Ja, was stimmt denn nun? Sind die Medien politisch linkslastig und berichten an den Lesern vorbei, wie eine aktuelle Studie über US-Medien des britischen Magazins „Economist“ suggeriert? Oder sind sie ausgewogene Informationsquellen, denen die Menschen ein hohes Maß an Glaubwürdigkeit entgegenbringen, wie das Meinungsforschungsinstitut infratest dimap nun im Auftrag des öffentlich-rechtlichen Rundfunks in Deutschland feststellt?

Gegensätzlicher jedenfalls könnten die Thesen nicht sein. Hier die massive Kritik an der ideologisch gefärbten Aufbereitung von Informationen, da der Lobgesang auf die „unverzichtbare“ und zutiefst „glaubwürdige“ Berichterstattung im öffentlich-rechtlichen Rundfunk, aber auch in den deutschen Tageszeitungen.

Glaubwürdigkeit der Medien

Während sich das Vertrauen der Amerikaner in die Massenmedien in den vergangenen 50 Jahren halbiert hat, genießen die deutschen Medien laut Infratest dimap immer noch eine hohe Glaubwürdigkeit. In den USA vertrauen nur noch etwa 35 Prozent der Bürger den Informationen aus den Massenmedien. In Deutschland glauben laut infratest dimap 66 Prozent den Informationen des öffentlich-rechtlichen Radios, 65 vertrauen dem öffentlich-rechtlichen Fernsehen und den Tageszeitungen. Den öffentlich-rechtlichen Online-Angeboten schenken demnach 52 der Konsumenten Glauben.

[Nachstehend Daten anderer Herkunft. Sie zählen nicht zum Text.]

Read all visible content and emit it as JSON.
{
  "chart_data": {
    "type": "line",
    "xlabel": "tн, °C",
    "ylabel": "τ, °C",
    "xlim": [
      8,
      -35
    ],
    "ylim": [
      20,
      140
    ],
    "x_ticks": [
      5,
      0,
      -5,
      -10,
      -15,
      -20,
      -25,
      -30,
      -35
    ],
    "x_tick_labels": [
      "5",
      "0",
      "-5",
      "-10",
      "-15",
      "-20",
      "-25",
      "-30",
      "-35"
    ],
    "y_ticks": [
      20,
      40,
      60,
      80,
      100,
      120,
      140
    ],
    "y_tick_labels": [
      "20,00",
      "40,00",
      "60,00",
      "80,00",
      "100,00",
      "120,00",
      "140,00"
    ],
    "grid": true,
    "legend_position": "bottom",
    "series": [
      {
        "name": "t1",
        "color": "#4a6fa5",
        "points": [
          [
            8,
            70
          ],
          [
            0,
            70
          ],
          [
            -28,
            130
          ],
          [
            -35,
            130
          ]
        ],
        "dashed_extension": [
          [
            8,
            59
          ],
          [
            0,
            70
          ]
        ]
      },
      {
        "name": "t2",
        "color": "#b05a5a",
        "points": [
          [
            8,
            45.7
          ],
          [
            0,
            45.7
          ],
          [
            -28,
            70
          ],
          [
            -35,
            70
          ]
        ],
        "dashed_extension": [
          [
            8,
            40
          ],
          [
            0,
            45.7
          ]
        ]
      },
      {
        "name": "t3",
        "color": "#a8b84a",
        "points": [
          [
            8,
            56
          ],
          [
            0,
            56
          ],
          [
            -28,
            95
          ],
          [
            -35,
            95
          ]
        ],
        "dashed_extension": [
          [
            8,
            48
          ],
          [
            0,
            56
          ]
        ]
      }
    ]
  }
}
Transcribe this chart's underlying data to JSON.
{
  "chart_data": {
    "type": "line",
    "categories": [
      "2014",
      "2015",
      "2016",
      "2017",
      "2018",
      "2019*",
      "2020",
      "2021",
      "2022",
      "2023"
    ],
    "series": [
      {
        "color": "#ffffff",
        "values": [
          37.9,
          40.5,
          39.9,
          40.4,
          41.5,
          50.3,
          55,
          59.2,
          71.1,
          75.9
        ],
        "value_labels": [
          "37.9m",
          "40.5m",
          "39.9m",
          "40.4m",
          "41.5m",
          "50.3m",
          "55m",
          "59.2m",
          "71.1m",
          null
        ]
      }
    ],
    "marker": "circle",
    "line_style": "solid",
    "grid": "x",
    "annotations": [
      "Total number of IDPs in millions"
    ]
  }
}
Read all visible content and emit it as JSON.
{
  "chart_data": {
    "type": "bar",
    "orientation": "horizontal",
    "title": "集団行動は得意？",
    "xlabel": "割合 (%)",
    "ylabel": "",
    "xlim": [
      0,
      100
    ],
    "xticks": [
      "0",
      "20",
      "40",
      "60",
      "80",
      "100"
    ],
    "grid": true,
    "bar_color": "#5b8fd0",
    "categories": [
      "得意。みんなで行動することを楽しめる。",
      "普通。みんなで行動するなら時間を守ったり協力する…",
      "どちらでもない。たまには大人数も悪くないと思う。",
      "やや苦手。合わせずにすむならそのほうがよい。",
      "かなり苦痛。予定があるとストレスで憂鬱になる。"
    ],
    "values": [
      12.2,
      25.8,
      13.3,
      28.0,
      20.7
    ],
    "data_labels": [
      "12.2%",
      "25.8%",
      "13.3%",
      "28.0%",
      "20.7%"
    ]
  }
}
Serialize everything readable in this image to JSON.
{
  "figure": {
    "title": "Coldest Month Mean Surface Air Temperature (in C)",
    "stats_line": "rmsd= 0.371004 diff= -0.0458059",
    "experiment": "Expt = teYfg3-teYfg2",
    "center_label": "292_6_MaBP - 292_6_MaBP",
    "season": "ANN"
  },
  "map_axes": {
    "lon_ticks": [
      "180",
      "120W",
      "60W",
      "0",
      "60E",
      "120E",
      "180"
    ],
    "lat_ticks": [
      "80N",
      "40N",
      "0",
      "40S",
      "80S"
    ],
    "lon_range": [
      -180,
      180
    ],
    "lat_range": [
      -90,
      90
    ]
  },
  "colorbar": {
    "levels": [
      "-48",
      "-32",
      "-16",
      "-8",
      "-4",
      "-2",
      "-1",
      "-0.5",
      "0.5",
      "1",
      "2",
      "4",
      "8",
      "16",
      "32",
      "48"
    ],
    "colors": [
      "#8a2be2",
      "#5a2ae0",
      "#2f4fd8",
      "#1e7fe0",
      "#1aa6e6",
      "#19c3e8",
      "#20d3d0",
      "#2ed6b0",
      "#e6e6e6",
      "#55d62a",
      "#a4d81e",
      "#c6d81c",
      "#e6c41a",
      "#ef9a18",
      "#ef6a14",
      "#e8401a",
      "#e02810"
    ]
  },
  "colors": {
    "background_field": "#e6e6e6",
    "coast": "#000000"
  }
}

Allerdings waren auch diese Werte vor wenigen Jahren noch deutlich höher. In den vergangenen drei Jahren sank nämlich die Glaubwürdigkeit der öffentlich-rechtlichen Medienangebote um zehn Prozent.

Obwohl die Mehrheit die Informationen aus den etablierten Medien glaubt, ist das Vertrauen in die Institutionen um 17 Prozentpunkte gegenüber 2020 gesunken. In einem Radio-Interview gestand der den Zuschauern vor allem aus ARD-Wahlsendungen bekannte WDR-Programmdirektor Jörg Schönenborn, die Menschen hätten „das starke Gefühl, wir wollten belehren, bevormunden, sagen, wie es sein soll“. In Zukunft müssten die Redaktionen die Standpunkte der Zuschauer stärker mit einbeziehen und fragen: „Wie siehst du das? (…) wie seht ihr das? Und nicht vorzugeben, wie wir das sehen.“

Politische Vorgaben für die Berichterstattung?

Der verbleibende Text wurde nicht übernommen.